Fixing the principles
Inclusion-Exclusion
Remember: Please read the texts linked above before reading the material below.
The addition principle can be fixed for the red/5 card example by using a method called Inclusion-Exclusion. This is sometimes called the Principle of Inclusion-Exclusion and abbreviated as PIE.
This problem only had two sets, and the overlap is just the one card: the red 5.
So, we count normally at first, 5 red + 6 fives = 11 options. However, the red 5 card is counted twice, once in the reds, and once in the fives. Therefore, we simply subtract 1, as this is the overlap between the sets. 11 - 1 = 10. When we subtract one copy of the red 5, the other remains, and now we have a perfect set of cards which could be drawn to satisfy red or five.
In a Venn diagram, we can see that if we color both sets, the intersection is colored twice over.
If there are three sets, we can do something similar. Suppose we now have a copy of each card for each one of 4 letters: k, i, b, and o.

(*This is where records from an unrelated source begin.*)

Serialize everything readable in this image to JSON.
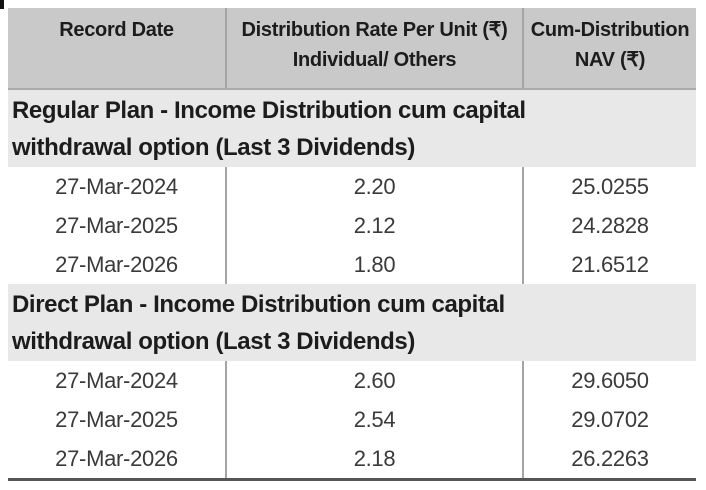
{
  "header": {
    "col1": "Record Date",
    "col2_line1": "Distribution Rate Per Unit (₹)",
    "col2_line2": "Individual/ Others",
    "col3_line1": "Cum-Distribution",
    "col3_line2": "NAV (₹)"
  },
  "sections": [
    {
      "title_line1": "Regular Plan - Income Distribution cum capital",
      "title_line2": "withdrawal option (Last 3 Dividends)",
      "rows": [
        {
          "record_date": "27-Mar-2024",
          "rate": "2.20",
          "nav": "25.0255"
        },
        {
          "record_date": "27-Mar-2025",
          "rate": "2.12",
          "nav": "24.2828"
        },
        {
          "record_date": "27-Mar-2026",
          "rate": "1.80",
          "nav": "21.6512"
        }
      ]
    },
    {
      "title_line1": "Direct Plan - Income Distribution cum capital",
      "title_line2": "withdrawal option (Last 3 Dividends)",
      "rows": [
        {
          "record_date": "27-Mar-2024",
          "rate": "2.60",
          "nav": "29.6050"
        },
        {
          "record_date": "27-Mar-2025",
          "rate": "2.54",
          "nav": "29.0702"
        },
        {
          "record_date": "27-Mar-2026",
          "rate": "2.18",
          "nav": "26.2263"
        }
      ]
    }
  ],
  "colors": {
    "header_bg": "#c9c9c9",
    "section_bg": "#e8e8e8",
    "divider": "#a5a5a5",
    "header_underline": "#a9a9a9",
    "bottom_border": "#555555",
    "data_text": "#3a3a3a",
    "heading_text": "#1c1c1c"
  }
}
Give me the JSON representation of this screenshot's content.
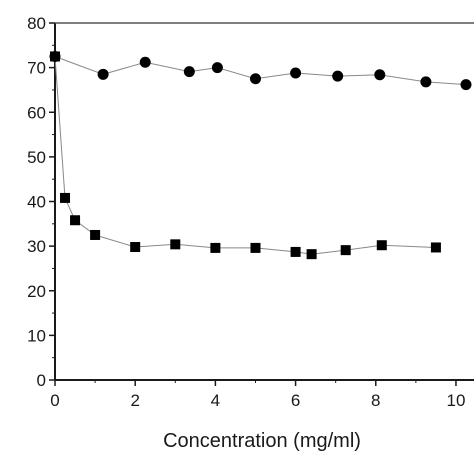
{
  "chart_data": {
    "type": "scatter",
    "title": "",
    "xlabel": "Concentration (mg/ml)",
    "ylabel": "",
    "xlim": [
      0,
      10.3
    ],
    "ylim": [
      0,
      80
    ],
    "xticks": [
      0,
      2,
      4,
      6,
      8,
      10
    ],
    "yticks": [
      0,
      10,
      20,
      30,
      40,
      50,
      60,
      70,
      80
    ],
    "grid": false,
    "series": [
      {
        "marker": "circle",
        "color": "#000000",
        "line_color": "#888888",
        "x": [
          0,
          1.2,
          2.25,
          3.35,
          4.05,
          5.0,
          6.0,
          7.05,
          8.1,
          9.25,
          10.25
        ],
        "y": [
          72.5,
          68.5,
          71.2,
          69.1,
          70.0,
          67.5,
          68.8,
          68.1,
          68.4,
          66.8,
          66.2
        ]
      },
      {
        "marker": "square",
        "color": "#000000",
        "line_color": "#888888",
        "x": [
          0,
          0.25,
          0.5,
          1.0,
          2.0,
          3.0,
          4.0,
          5.0,
          6.0,
          6.4,
          7.25,
          8.15,
          9.5
        ],
        "y": [
          72.5,
          40.8,
          35.8,
          32.5,
          29.8,
          30.4,
          29.6,
          29.6,
          28.7,
          28.2,
          29.1,
          30.2,
          29.7
        ]
      }
    ]
  }
}
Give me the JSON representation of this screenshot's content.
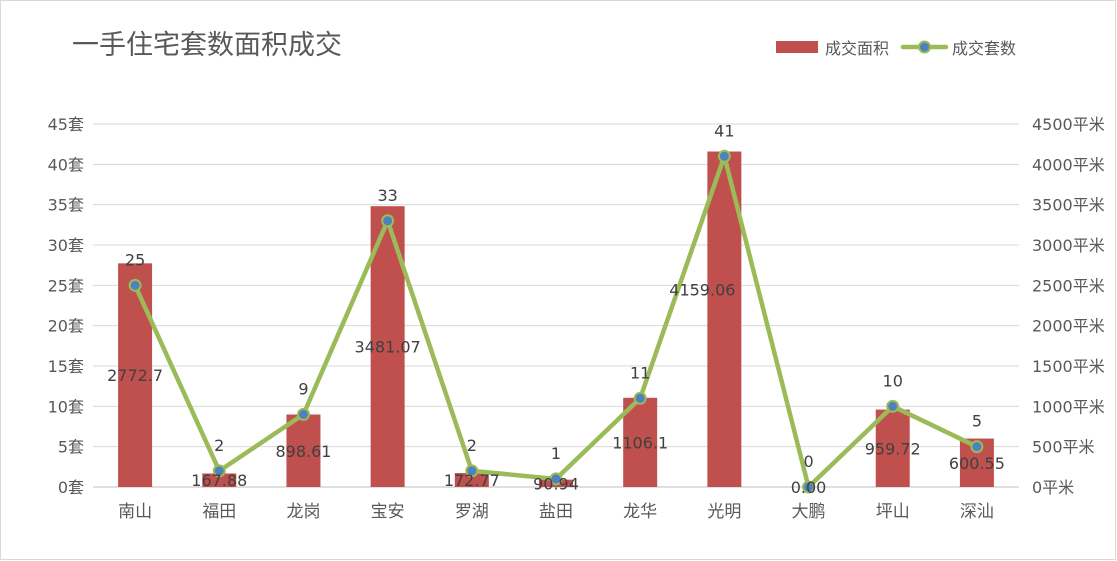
{
  "chart_data": {
    "type": "bar",
    "title": "一手住宅套数面积成交",
    "categories": [
      "南山",
      "福田",
      "龙岗",
      "宝安",
      "罗湖",
      "盐田",
      "龙华",
      "光明",
      "大鹏",
      "坪山",
      "深汕"
    ],
    "series": [
      {
        "name": "成交面积",
        "type": "bar",
        "axis": "right",
        "values": [
          2772.7,
          167.88,
          898.61,
          3481.07,
          172.77,
          90.94,
          1106.1,
          4159.06,
          0.0,
          959.72,
          600.55
        ],
        "data_labels": [
          "2772.7",
          "167.88",
          "898.61",
          "3481.07",
          "172.77",
          "90.94",
          "1106.1",
          "4159.06",
          "0.00",
          "959.72",
          "600.55"
        ]
      },
      {
        "name": "成交套数",
        "type": "line",
        "axis": "left",
        "values": [
          25,
          2,
          9,
          33,
          2,
          1,
          11,
          41,
          0,
          10,
          5
        ],
        "data_labels": [
          "25",
          "2",
          "9",
          "33",
          "2",
          "1",
          "11",
          "41",
          "0",
          "10",
          "5"
        ]
      }
    ],
    "y_left": {
      "range": [
        0,
        45
      ],
      "ticks": [
        "0套",
        "5套",
        "10套",
        "15套",
        "20套",
        "25套",
        "30套",
        "35套",
        "40套",
        "45套"
      ]
    },
    "y_right": {
      "range": [
        0,
        4500
      ],
      "ticks": [
        "0平米",
        "500平米",
        "1000平米",
        "1500平米",
        "2000平米",
        "2500平米",
        "3000平米",
        "3500平米",
        "4000平米",
        "4500平米"
      ]
    },
    "grid": true,
    "legend_position": "top-right"
  },
  "colors": {
    "bar": "#c0504d",
    "line": "#9bbb59",
    "marker": "#4f81bd"
  }
}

So there will be a red card with a 1 and a k, a red card with a 1 and an i, a red card with a 2 and a k, and so on, meaning our deck now has 120 cards.
Now we change our question: In how many ways could a person draw a red card, a 5 card, or a card with a k.
The red 5 is still an issue (and now there are 4 copies: one for each letter), but so is the red-5-k card, all the red cards with a k, and any card that has a 5 and a k.
Note that when we start our simple approach: 20 red + 24 fives + 30 k-cards, that the red-5-k card is counted 3 times! All other categories mentioned are counted twice, so we can start with those.
There are now 4 red-5 cards, then we must count the red cards with a k (5: one for each number), and the number of cards with a 5 and a k (6: one for each color).
Now we can subtract one copy of each of these, and be left with a better answer.
$$20 + 24 + 30 - 4 - 5 - 6 = 59$$
However, there is one thing we're missing.
Think first: Can you figure out the last step? What happened when we subtracted each of these overlaps between two groups?
The red-5-k card is in all of these groups, so we've subtracted it 3 times. But it was only in there 3 times to begin with, so we need to add it back in.
$$59 + 1 = 60$$
This pattern of subtracting overlaps, then adding overlaps continues for any set of groups, though it's hard to picture for larger numbers of sets.
Think about it: Draw a Venn Diagram with three circles. Color in areas for each step, keeping track of how many times you color over a specific region. Does this align with Inclusion-Exclusion?
In general, you add the amount from each set, then subtract from all the intersections of two sets, then add all the intersections of 3 sets, then subtract all the intersections of 4 sets and so on until your last intersection includes all the sets.
This is the Inclusion-Exclusion method.